Menjelang diperolehnya kenikmatan dan karunia yang agung dengan peristiwa Isra Mi’raj, Nabi Muhammad SAW mengalami tahun dukacita yang menyesakkan dada dan menggundahkan kalbu. Peristiwa dukacita itu adalah wafatnya dua orang yang sangat dicintai dan dikasihi. Pertama peristiwa wafatnya Abu Thalib, seorang paman Nabi, yang memeliharanya sejak kecil, sejak beliau berusia 8 tahun. Paman yang senantiasa melindungi dirinya dari berbagai tindakan jahat kaum musyrik Quraisy.
Selama Abu Thalib masih hidup, orang-orang musyrik tidak pernah berani menyakiti Nabi SAW secara berlebihan. Nabi menyatakan : “Orang-orang Quraisy tidak menggangguku yang menyakitkan, sampai tibanya akhir hayat pamanku Abu Thalib” (Khalid Muh. Khalid, hal, 95). Dalam berbagai kegiatan yang dilakukan Nabi untuk berda’wah menyampaikan kebenaran, senantiasa mendapat perlindungan dari paman yang amat dicintainya itu. Abu Thalib adalah seorang pemimpin Quraisy yang amat disegani, serta memiliki karisma yang kuat yang berpengaruh langsung terhadap seluruh lapisan masyarakatnya.
Peristiwa kedua, terjadi tidak begitu lama setelah wafatnya Abu Thalib, yaitu wafatnya istri tercinta, Sayyidah Khadijah al-Qubra. Satu-satunya istri Nabi yang mendampingi perjalanan panjangnya dalam suka dan duka, sejak Nabi berusia 25 tahun. Sayyidah Khadijah adalah istri yang sangat setia, ia mengorbankan segala apa yang dimilikinya bagi kejayaan Nabi dan agamanya. Khadijah al-Qubra memiliki andil yang sangat besar dalam mengantarkan Rasul SAW dan agamanya kegerbang kesuksesan dan kejayaan. Betapa agungnya kasih sayang Nabi terhadap istrinya sehingga beliau mengatakan : “Allah tidak menggantikan bagiku seorang istri seperti Khadijah. Ia orang yang pertama kali beriman, ketika semua orang mendustakan agamaku. Ia seorang yang paling mengasihi dan mencintaiku, ketika orang-orang membenciku. Ia pula yang mengorbankan segala apa yang dimilikinya demi kebesaran agamaku”.

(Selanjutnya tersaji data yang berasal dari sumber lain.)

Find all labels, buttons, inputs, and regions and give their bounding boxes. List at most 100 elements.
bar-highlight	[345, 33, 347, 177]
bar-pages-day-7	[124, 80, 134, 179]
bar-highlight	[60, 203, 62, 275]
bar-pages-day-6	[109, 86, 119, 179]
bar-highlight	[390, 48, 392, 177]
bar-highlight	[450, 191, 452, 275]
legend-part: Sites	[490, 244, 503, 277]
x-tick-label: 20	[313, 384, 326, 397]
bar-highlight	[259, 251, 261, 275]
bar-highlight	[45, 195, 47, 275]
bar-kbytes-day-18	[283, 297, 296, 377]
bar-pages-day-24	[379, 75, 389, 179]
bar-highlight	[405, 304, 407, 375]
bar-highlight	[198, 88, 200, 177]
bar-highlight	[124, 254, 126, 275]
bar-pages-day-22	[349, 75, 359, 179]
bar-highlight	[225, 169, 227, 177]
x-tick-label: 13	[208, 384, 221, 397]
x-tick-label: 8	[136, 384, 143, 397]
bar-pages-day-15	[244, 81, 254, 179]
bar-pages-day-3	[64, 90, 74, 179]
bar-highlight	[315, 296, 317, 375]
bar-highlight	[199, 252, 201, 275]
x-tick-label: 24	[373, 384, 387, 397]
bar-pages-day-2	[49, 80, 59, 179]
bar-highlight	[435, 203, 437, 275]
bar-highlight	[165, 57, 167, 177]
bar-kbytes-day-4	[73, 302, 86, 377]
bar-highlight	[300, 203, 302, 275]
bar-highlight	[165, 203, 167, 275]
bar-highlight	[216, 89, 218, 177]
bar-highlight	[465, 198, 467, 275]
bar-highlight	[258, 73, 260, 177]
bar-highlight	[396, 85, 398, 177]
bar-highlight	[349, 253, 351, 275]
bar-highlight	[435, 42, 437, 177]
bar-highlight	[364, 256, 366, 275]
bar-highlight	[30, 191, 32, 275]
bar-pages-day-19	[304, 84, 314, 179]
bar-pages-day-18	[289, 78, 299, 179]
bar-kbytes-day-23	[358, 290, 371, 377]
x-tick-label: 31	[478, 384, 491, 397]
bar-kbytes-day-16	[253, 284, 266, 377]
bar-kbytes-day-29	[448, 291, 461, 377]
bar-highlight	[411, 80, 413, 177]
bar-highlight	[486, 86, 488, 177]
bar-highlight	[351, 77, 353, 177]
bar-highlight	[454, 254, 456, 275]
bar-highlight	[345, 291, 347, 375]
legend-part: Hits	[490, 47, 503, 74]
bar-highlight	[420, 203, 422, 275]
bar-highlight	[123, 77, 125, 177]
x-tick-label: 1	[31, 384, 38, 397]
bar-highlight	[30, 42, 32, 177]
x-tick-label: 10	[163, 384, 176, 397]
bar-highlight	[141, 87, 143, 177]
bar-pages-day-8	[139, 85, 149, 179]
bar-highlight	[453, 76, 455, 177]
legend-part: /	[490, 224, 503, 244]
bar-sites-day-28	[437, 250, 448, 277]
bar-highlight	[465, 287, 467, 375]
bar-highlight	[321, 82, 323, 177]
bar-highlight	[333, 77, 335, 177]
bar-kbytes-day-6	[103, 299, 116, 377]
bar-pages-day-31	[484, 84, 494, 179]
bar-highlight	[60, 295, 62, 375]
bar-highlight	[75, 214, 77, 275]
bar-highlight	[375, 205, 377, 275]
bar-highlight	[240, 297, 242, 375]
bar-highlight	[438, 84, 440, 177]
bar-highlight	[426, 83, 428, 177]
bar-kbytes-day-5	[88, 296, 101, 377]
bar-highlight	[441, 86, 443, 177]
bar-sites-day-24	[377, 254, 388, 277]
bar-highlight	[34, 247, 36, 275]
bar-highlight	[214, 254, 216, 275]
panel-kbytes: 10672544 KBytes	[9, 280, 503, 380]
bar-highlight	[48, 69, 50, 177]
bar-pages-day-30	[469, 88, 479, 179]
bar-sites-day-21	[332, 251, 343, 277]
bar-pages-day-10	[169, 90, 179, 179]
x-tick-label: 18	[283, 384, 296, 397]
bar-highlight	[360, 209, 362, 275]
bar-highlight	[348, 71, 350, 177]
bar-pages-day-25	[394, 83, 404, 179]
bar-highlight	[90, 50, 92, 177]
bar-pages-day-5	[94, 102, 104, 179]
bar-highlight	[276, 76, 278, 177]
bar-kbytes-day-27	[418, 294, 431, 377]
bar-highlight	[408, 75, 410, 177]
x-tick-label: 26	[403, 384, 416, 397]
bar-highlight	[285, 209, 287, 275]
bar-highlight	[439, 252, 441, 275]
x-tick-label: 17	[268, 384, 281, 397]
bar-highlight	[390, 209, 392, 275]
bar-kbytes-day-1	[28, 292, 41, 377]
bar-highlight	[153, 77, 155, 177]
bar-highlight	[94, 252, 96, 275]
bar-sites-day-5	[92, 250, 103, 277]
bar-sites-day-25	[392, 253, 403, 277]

Peristiwa wafatnya dua orang yang amat dicintai Nabi akhir zaman itu, menandai terjadinya permulaan dari “tahun dukacita”. Tahun kesedihan dan kesengsaraan yang dirasakan Nabi, keluarga dan para sahabatnya yang sangat setia. Sebaliknya orang-orang kafir Quraisy bagaikan mendapat angin, mereka bisa bertindak seenaknya kepada Nabi SAW, karena dua orang yang melindunginya telah tiada. Hinaan, cemoohan dan cercaan silih berganti mereka timpakan kepada Nabi yang mulia itu, hari demi hari. Tiada hari yang berlalu tanpa hinaan dan cercaan dari kaum musyrik Quraisy.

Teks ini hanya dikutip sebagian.